When the volcanic lightning triggered the formation of nitrogen oxide, it released amino acids into the soil, which is the basis for the creation of ancient microorganisms, according to a separate study. study by researchers from Johns Hopkins and Charles University in the Czech Republic.
“You see the same amino acids in all organisms, from humans to bacteria to archaea, and that’s because all things on Earth are connected through this tree of life that has one origin, one organism which was the ancestor of all living things,” said Stephen Fried, a Johns Hopkins chemist who co-led the research.
“We’re describing the events that determined why that ancestor got the amino acids he got.”
There are multiple theories about how life came to our planet.
But there are three main ideas: life arose from the basic gases and elements of Earth’s first ponds and seas, meteorites brought living things to Earth, and meteorites brought only the basic chemical components of life, not life itself. .

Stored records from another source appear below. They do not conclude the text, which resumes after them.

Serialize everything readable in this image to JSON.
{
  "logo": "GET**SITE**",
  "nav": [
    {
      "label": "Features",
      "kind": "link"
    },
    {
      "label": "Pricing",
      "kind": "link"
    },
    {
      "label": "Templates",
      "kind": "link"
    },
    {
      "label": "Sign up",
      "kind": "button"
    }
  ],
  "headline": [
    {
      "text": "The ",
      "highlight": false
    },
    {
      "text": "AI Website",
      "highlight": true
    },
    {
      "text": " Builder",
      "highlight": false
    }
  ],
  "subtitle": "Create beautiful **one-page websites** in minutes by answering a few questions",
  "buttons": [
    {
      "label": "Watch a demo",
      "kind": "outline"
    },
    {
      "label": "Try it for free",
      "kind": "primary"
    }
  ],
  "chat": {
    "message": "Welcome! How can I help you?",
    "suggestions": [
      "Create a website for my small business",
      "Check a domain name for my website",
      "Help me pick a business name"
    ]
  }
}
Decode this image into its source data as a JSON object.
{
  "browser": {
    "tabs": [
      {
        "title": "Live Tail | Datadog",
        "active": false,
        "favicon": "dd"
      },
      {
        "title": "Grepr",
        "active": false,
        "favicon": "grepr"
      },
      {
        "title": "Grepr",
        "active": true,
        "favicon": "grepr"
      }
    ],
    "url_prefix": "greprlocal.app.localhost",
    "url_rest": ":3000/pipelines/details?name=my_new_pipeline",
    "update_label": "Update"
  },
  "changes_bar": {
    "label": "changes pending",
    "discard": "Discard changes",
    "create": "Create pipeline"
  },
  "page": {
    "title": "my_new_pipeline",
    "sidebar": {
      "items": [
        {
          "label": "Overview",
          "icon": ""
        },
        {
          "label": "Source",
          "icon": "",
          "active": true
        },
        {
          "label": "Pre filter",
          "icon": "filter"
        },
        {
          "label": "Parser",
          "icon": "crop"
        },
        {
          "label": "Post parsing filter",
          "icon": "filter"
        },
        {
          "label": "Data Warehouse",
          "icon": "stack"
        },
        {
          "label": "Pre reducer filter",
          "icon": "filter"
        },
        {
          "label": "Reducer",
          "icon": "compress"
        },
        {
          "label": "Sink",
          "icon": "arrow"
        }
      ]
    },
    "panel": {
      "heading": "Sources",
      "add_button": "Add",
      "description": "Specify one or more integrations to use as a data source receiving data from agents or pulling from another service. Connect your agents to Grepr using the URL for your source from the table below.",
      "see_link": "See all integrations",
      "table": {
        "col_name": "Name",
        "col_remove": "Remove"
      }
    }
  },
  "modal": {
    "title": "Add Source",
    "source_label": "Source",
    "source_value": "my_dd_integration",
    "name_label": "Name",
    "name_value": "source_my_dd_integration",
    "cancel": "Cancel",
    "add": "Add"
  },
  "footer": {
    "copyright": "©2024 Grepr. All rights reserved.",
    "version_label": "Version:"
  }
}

Experts in this field of astrobiology and analytical chemistry told DailyMail.com in December that the most likely explanation is a combination of the first and third theories.
They said that the building blocks of life were brought from space by meteorites, and that they gave rise to life in the primordial soup of the ponds and shallow seas of the early Earth.
However, the recent study revealed the first field evidence that it was not the volcanic eruption itself that created life, but rather the volcanic rays that created enough nitrogen in Earth’s atmosphere.